Comment 3 David Bolen 2012-03-05 10:42:00 UTC
Yes, agreed, as submitted the patch just reverted to LO 3.4.5 behavior but wasn't compatible with Python 3.

With respect to the new patch, it is a little more permissive under Python 2 than LO 3.4.5 was, in that it will let non-unicode strings through Char's constructor whereas before it wouldn't.  Not sure how big a deal that is since the extension module re-checks.

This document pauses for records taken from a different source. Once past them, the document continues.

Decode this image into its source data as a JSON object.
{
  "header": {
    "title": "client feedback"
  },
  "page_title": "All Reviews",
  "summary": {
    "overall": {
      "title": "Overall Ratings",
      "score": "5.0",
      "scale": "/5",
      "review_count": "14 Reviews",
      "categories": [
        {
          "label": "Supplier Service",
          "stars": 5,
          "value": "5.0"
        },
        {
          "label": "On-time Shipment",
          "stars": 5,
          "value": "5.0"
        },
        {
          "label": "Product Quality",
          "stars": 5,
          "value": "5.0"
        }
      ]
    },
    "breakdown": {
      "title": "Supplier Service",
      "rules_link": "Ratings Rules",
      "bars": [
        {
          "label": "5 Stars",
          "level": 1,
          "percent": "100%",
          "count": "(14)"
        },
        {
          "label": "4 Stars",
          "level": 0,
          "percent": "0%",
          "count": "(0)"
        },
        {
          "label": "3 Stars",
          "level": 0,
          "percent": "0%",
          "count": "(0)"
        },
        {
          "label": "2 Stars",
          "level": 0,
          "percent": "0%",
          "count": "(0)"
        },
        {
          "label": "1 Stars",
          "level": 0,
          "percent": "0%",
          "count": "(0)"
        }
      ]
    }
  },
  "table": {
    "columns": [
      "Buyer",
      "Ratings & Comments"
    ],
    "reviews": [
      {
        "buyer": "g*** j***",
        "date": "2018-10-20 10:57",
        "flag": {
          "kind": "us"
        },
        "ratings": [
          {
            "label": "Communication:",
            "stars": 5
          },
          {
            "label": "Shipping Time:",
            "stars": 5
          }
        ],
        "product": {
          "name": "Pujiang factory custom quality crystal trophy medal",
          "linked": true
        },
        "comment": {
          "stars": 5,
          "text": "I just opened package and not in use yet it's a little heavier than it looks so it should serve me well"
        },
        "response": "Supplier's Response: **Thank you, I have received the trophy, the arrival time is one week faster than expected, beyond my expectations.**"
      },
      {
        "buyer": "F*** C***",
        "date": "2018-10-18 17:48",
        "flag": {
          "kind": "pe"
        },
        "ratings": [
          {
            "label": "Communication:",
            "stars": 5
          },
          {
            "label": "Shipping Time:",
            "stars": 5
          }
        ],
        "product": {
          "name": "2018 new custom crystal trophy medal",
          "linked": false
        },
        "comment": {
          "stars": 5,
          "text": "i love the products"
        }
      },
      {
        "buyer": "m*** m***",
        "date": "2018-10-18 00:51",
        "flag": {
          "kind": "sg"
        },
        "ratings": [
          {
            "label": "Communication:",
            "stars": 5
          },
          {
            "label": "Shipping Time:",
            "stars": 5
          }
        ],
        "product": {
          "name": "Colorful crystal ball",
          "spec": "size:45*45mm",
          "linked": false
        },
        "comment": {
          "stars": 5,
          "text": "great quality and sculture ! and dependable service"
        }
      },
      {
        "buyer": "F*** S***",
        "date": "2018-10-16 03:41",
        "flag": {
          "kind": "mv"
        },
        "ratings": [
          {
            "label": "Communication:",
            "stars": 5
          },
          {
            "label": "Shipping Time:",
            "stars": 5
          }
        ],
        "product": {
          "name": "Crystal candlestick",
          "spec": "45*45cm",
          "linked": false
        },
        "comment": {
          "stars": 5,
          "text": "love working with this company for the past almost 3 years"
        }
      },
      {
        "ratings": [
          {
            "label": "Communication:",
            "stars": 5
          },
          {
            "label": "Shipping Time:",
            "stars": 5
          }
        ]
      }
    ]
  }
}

Actually, having been poking at the source since opening this issue, given the
checks occurring within the extension module, it's not entirely clear to me why
the type checking in needed in the uno.py wrapper in the first place.  It seems
like PyChar2Unicode (in pyuno_type.cxx) is doing exactly the same checks in C, so another alternative would be to just remove the assertion entirely.

-- David
Comment 4 David Bolen 2012-03-05 11:59:30 UTC
Created attachment 58044 [details]
Updated Python 3 compatible patch

I did some testing with the second patch (and with no checks at all) and found I can pass through regular (non-Unicode) strings in Python 2 without the errors I expected, and the internal "value" field remains a "str", so I'm not exactly sure what is happening at the uno C++ layer without further investigation.

It's probably more conservative to keep the same type checks (enforce only unicode on construction) for now as existed in 3.4.5.

The attached patch leaves the checks the same as in 3.4.5/3.5.0, but is Python 3 compatible by aliasing unicode to str in that case.  (It's essentially the same
as my first patch but with the unicode definition)

-- David
Comment 5 Not Assigned 2012-03-07 02:21:12 UTC
David Bolen committed a patch related to this issue.
It has been pushed to "master":

http://cgit.freedesktop.org/libreoffice/core/commit/?id=4634cbc237239da771e0f6a81f78171ecec726ba

fdo#46859: adapt string type checks to work with both Python 2 and 3
Comment 6 Björn Michaelsen 2012-03-11 06:17:43 UTC
@mst: The commit suggests this is RESOLVED/FIXED, please update if that is not a misconception.
Comment 7 Not Assigned 2012-03-12 06:51:52 UTC
David Bolen committed a patch related to this issue.
It has been pushed to "libreoffice-3-5":

http://cgit.freedesktop.org/libreoffice/core/commit/?id=fc290187f08981c734d1f2d3f6649c94e3ac6f99&g=libreoffice-3-5

fdo#46859: adapt string type checks to work with both Python 2 and 3


It will be available in LibreOffice 3.5.2.